L’Europe n’arrive plus à se défaire de ses fantômes africains et de ses démons, rapatriés, semble-t-il, dans les bagages des colons aux indépendances. Les pragmatiques ont trouvé la clé dans le pardon ou l’excuse pour avancer. D’autres comme la France demeurent figés dans leur ancien complexe de supériorité. A perte.
Après la « mode » de la reconnaissance de l’esclavage et des excuses qui s’en sont suivies – devrait-on rendre hommage aux Etats-Unis qui avaient inauguré cette phase par la démolition des stèles dédiées aux esclavagistes – la reconnaissance et le pardon demandé par les Pays-Bas, au nom de l’Europe, pour ce crime commis par le continent colonialiste en Afrique n’avait pas réellement été du goût de certains membres de cette communauté qui a commis les plus atroces massacres sur le continent noir, dont les colonialistes comme la France ou encore l’Allemagne.
Ce dernier pays tentera cependant de se rattraper. L’Allemagne avait commencé bien avant à solder son passif nazi avec des excuses, la reconnaissance de ses crimes, « le pardon » demandé et l’indemnisation des victimes. En septembre 2019, le président allemand Frank-Walter Steinmeier avait présenté ses excuses aux victimes françaises et polonaises de l’agression de 1939, à partir de Wielun, où se déroulait une cérémonie commémorative.
L’exemple de l’Allemagne
Cette tendance inaugurée avec la reconnaissance du crime d’esclavage par la Hollande, reconnu plus tard par la France et l’Allemagne qui évoquèrent « des erreurs » faites en Afrique, va se poursuivre pour certains Etats et pas pour d’autres. Entre excuses, reconnaissance et demande de pardon, l’Europe coloniale est divisée.

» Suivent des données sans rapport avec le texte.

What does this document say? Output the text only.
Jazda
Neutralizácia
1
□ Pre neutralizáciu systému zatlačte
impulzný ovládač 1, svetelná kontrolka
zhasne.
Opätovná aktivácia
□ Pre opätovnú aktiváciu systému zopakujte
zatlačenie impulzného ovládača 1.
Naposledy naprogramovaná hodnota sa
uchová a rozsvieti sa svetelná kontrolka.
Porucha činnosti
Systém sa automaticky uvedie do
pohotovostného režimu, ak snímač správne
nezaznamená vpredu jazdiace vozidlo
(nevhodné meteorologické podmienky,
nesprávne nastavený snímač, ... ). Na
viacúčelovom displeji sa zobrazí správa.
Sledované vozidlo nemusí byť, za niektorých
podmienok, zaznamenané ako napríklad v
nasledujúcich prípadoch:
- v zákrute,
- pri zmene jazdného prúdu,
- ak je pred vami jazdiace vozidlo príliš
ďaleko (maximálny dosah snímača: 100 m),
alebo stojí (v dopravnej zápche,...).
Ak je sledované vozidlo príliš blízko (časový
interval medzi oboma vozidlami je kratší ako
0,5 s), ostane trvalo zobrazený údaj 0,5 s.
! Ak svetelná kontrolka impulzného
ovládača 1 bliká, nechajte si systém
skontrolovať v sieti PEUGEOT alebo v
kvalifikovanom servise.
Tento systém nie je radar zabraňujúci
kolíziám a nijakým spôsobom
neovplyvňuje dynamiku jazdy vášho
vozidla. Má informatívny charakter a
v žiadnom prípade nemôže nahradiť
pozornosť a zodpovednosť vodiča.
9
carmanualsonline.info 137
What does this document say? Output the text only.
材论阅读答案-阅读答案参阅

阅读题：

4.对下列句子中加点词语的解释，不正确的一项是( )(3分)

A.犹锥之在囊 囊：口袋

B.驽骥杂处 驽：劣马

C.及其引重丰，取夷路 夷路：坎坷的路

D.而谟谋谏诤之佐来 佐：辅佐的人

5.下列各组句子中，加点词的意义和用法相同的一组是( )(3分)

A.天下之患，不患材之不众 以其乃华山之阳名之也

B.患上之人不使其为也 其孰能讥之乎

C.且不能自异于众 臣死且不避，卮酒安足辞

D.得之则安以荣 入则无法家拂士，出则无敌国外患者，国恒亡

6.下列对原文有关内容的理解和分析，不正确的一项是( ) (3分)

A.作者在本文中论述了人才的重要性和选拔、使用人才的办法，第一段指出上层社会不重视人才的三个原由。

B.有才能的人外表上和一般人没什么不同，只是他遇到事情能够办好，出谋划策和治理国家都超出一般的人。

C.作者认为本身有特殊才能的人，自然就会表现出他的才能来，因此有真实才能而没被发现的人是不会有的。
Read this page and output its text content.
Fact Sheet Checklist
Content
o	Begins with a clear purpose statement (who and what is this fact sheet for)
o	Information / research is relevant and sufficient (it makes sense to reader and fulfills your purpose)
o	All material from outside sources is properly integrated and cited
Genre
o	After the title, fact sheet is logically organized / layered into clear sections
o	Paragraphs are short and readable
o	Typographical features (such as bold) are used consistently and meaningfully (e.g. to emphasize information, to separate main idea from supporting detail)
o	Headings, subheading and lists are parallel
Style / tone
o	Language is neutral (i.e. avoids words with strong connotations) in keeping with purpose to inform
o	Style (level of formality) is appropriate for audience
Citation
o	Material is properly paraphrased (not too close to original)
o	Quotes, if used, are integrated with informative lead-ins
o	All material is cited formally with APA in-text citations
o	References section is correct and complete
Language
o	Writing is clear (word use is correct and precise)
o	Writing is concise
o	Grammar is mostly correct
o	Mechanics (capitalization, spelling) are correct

L’Allemagne s’est excusée aussi pour le génocide des Hereros et des Namas en Namibie, son ancienne colonie et, la semaine dernière encore, pour les exactions commises par ses forces coloniales en Tanzanie.
Un exemple que ne suivra pas la France dans le cas du génocide rwandais, le président Emmanuel Macron se contente de s’excuser, au Rwanda, de la position de son pays dans ces crimes mais exclut toute complicité de la France. Les témoignages lors de l’enquête et du procès sur le génocide rwandais apportent la preuve de la passivité de la France devant la préparation et l’exécution des massacres.
L’Italie, loin de l’esprit colonialiste néo ou ancien, a mis en avant ses intérêts et leur préservation pour franchir le pas et présenter ses excuses à la Libye du défunt Kadhafi, assorties de réparations matérielles pour les victimes libyennes. Même stratégie adoptée par le Portugal vis-à-vis de son ancienne colonie, le Mozambique.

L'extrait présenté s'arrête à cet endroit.